HAK NOKTASINDAN BAKIYORUZ
Kinle kindarlıkla işimiz olmaz. Geçmişte yaşananların üzerine geleceğimizi inşa etmeyiz. Patrikhane açısından bir trajedi yaşanmışsa bunu onlara bırakmak lazım. Ruhban Okulu'nun kapatılmasının neye mal oldu önemli. Meseleye hak noktasından bakıyoruz. Müslüman vakıfları diğerlerinin vakıfları arasında mevzuat açısından fark yoktur. Allah rızası için vakfedilmiş bir mülke bu vakıflar sahip olmalıdır.
KAPATILAN VAKIFLARI AÇACAĞIZ
Özellİkle 28 şubat sürecinde bazı vakıflarının haksız yere kapatıldıklarını biliyorum. Ekim'de Meclis açıldığında, kanunu getireceğim. 1990-2010 arasında belli nedenlerle kapatılmış vakıflarının hepsini açacağız. Maalesef fişlemelerle, vakıf müfettişlerinin el yordamıyla hazırladığı raporlarla kapatılmış. Askeri ve sivil bürokrasi kapatmış. Milli Gençlik Vakfı, Zehra Vakfı gibi... Bunların açılması ve mal varlıklarının iadesini sağlayacağız. Elimdeki listede fişlemelerle kapatıldığını düşündüğüm 20 civarında vakıf var.
İRAN'A YAKIŞTIRAMADIM
İran, Esad'ın yaptıklarını görmezden geliyor. 20-25 bin kişinin ölümüne seyirci kalmak İran açısından talihsizlik. Hem İslam Cumhuriyeti'sin, hem bunlara seyirci kalıp destek veriyorsun. Önemli olan İslam ise nerede vahşet varsa bunun kınanması lazım. Binlerce insanın ölmesine İran'ın sessiz kalmasını yakıştıramadım. İran, Esad'ın zorda olduğunu bile bile desteğini sürdürüyor. Bu Türkiye ile İran arasındaki ilişkilere zarar verebilecek bir boyutu gösteriyor. İran'ın bu tavrından rahatsızlık duyuyoruz. Şemdinli'de İran istikametinden geçişlerin daha yoğun olduğu söyleniyor. Bu tür geçişler, eylemler geçmişte İran tarafından olmamıştı. Hatta geçmişte MİT ile işbirliği yapıyorlardı. Rahatsız edici durumlar derken sadece Suriye'yi desteklemesi değil, Türkiye'ye zarar verecek davranışların yaşanıyor olmasıdır.

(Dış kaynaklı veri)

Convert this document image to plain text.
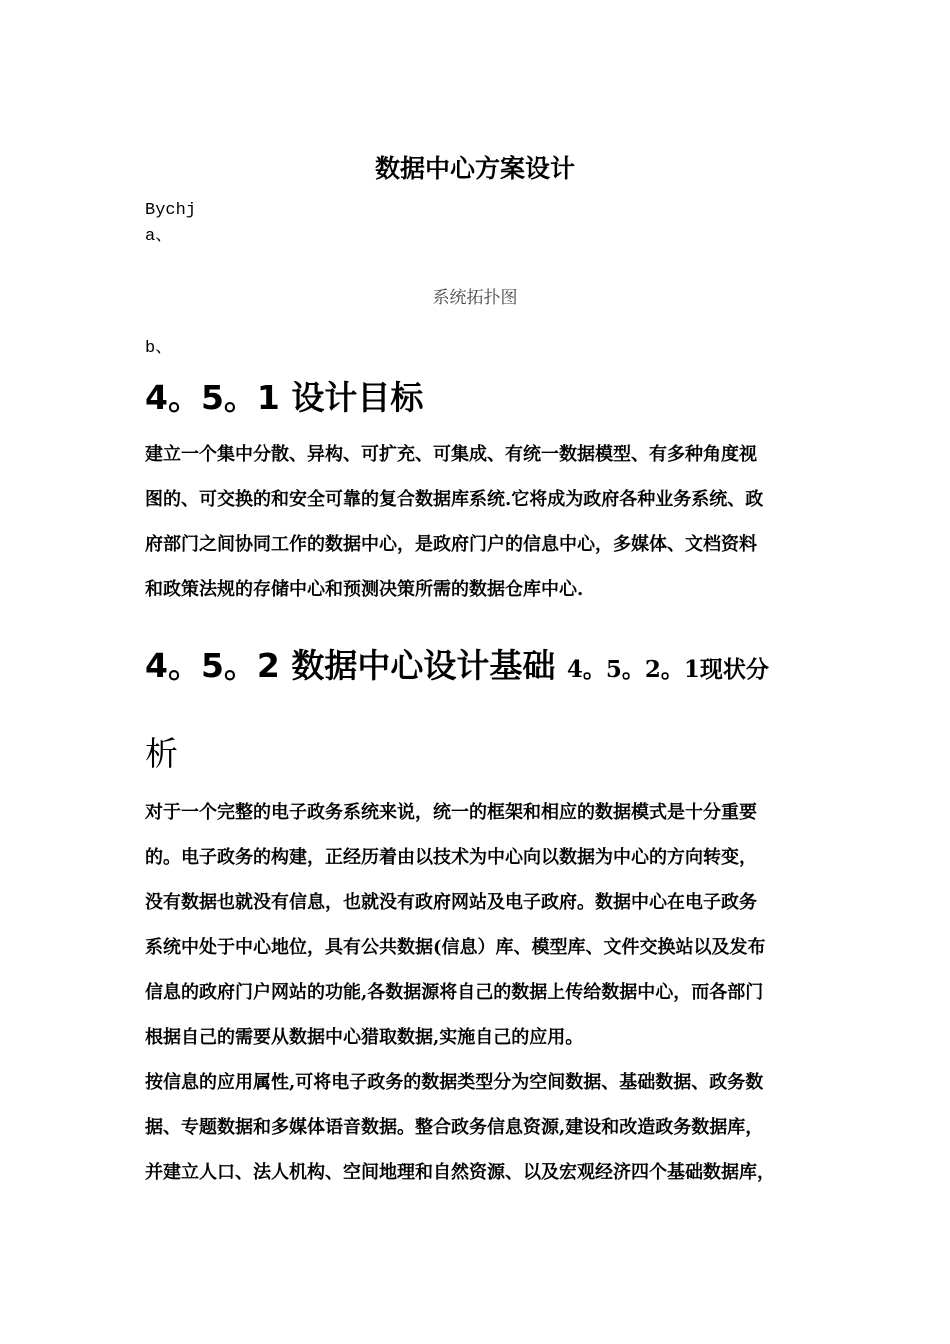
数据中心方案设计
Bychj
a、
系统拓扑图
b、
4。5。1 设计目标
建立一个集中分散、异构、可扩充、可集成、有统一数据模型、有多种角度视
图的、可交换的和安全可靠的复合数据库系统.它将成为政府各种业务系统、政
府部门之间协同工作的数据中心，是政府门户的信息中心，多媒体、文档资料
和政策法规的存储中心和预测决策所需的数据仓库中心.
4。5。2 数据中心设计基础 4。5。2。1现状分
析
对于一个完整的电子政务系统来说，统一的框架和相应的数据模式是十分重要
的。电子政务的构建，正经历着由以技术为中心向以数据为中心的方向转变，
没有数据也就没有信息，也就没有政府网站及电子政府。数据中心在电子政务
系统中处于中心地位，具有公共数据(信息）库、模型库、文件交换站以及发布
信息的政府门户网站的功能,各数据源将自己的数据上传给数据中心，而各部门
根据自己的需要从数据中心猎取数据,实施自己的应用。
按信息的应用属性,可将电子政务的数据类型分为空间数据、基础数据、政务数
据、专题数据和多媒体语音数据。整合政务信息资源,建设和改造政务数据库，
并建立人口、法人机构、空间地理和自然资源、以及宏观经济四个基础数据库，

KÖŞK'Ü ELİMİN TERSİYLE İTTİM
Abdullah Gül başbakan, Tayyip Bey milletvekili bile değil. Tayyip Bey, 'Cumhurbaşkanlığına layıksın' dediler, elimin tersiyle ittim. FP Genel Başkan adayıydım, son gün Abdullah Gül'e 'Sen daha iyisin' dedim, o girdi. Kılıçdaroğlu'na gel bakalım desen gelir mi?
GENELKURMAY BAŞKANI'NA TERÖRİST DENEMEZ
Özel Yetkili Mahkemeler yetkilerini aşıyorlar. Sıfatı ne olursa olsun herkesi çağırıyor, tutukluyorlar. Genelkurmay Başkanlığı yapmış birine her suç atfedilir ama sen teröristsin kardeşim demek ne vicdana sığar, ne hukuka. Adamın asli görevi terörle mücadele. Böyle bir iddianame en ağır cezadan daha ağırdır. Bu nitelendirme, içinde bulunduğu camiayı da rencide eder. Bunlar nerede duracaklarını bilmiyorlar. Bu nasıl şey, her geleni içeri atıyorsun. Kanunda çağıramazsın denilen adamı çağırıyorlar. Gitse tutuklanacak. Bütün iş mahkemede. Tutuklama durumlarını, tahliye taleplerini daha özgürlükçü ele almaları gerekir. Ama durum gerektiriyorsa delilleri ortaya koyar ve tutukluluk der. Bıraksanız nereye gidecekler, 4-5 senedir yatanlar var. Vicdanlara hukuk ekleyerek karar vermeleri gerekir.